Welcoming visitors always provides a pleasurable break from the daily demands of operating a biodynamic vineyard, winery and cellar door. Few will be more important to our future success than those who came to Granton mid-year from the University of Tasmania and the Hobart campus of the Tasmanian Polytechnic.
Late autumn’s soil research program was conducted on the property by students from the University of Tasmania’s School of Agricultural Science. Head of School Dr Richard Doyle said the group’s soil mapping unearthed a complex web of data in relation to the site’s capability for growing cool climate wine grapes and olives. Perhaps the most interesting of the soil types investigated is a small patch of ‘terra rossa,’ the famous red dirt that underpins all of Coonawarra’s greatest cabernet vineyards in SA’s Limestone Coast.
It was great to welcome our visitors from the Tasmanian Polytechnic.
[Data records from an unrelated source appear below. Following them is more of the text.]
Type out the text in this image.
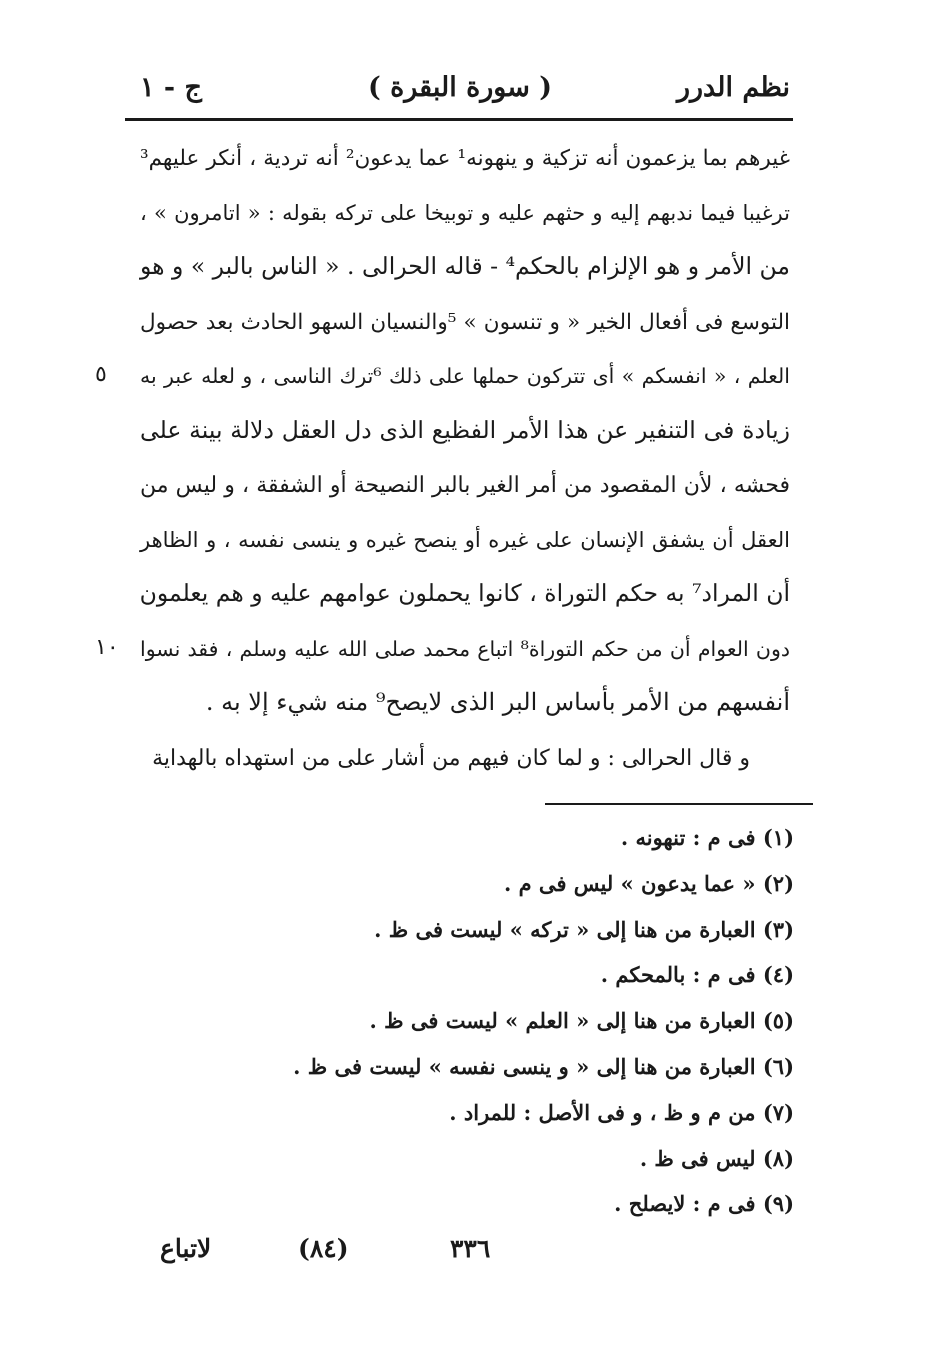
نظم الدرر
( سورة البقرة )
ج - ١
غيرهم بما يزعمون أنه تزكية و ينهونه¹ عما يدعون² أنه تردية ، أنكر عليهم³
ترغيبا فيما ندبهم إليه و حثهم عليه و توبيخا على تركه بقوله : « اتامرون » ،
من الأمر و هو الإلزام بالحكم⁴ - قاله الحرالى . « الناس بالبر » و هو
التوسع فى أفعال الخير « و تنسون » ⁵والنسيان السهو الحادث بعد حصول
العلم ، « انفسكم » أى تتركون حملها على ذلك ⁶ترك الناسى ، و لعله عبر به
٥
زيادة فى التنفير عن هذا الأمر الفظيع الذى دل العقل دلالة بينة على
فحشه ، لأن المقصود من أمر الغير بالبر النصيحة أو الشفقة ، و ليس من
العقل أن يشفق الإنسان على غيره أو ينصح غيره و ينسى نفسه ، و الظاهر
أن المراد⁷ به حكم التوراة ، كانوا يحملون عوامهم عليه و هم يعلمون
دون العوام أن من حكم التوراة⁸ اتباع محمد صلى الله عليه وسلم ، فقد نسوا
١٠
أنفسهم من الأمر بأساس البر الذى لايصح⁹ منه شيء إلا به .
و قال الحرالى : و لما كان فيهم من أشار على من استهداه بالهداية
(١) فى م : تنهونه .
(٢) « عما يدعون » ليس فى م .
(٣) العبارة من هنا إلى « تركه » ليست فى ظ .
(٤) فى م : بالمحكم .
(٥) العبارة من هنا إلى « العلم » ليست فى ظ .
(٦) العبارة من هنا إلى « و ينسى نفسه » ليست فى ظ .
(٧) من م و ظ ، و فى الأصل : للمراد .
(٨) ليس فى ظ .
(٩) فى م : لايصلح .
٣٣٦
(٨٤)
لاتباع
Many of these trainees will go on to become ambassadors for Tasmania’s cool climate wine industry as the next generation of sommeliers, chefs and front office staff.
“It's such a great experience for our students to go on fieldtrips in the 'real' world to explore and to learn from people who have a great passion for the industry they hope to one day work in.” Anneke Tadema, teacher, Tasmanian Polytechnic Workforce Learning Team.
We look forward to developing further learning partnerships in 2011.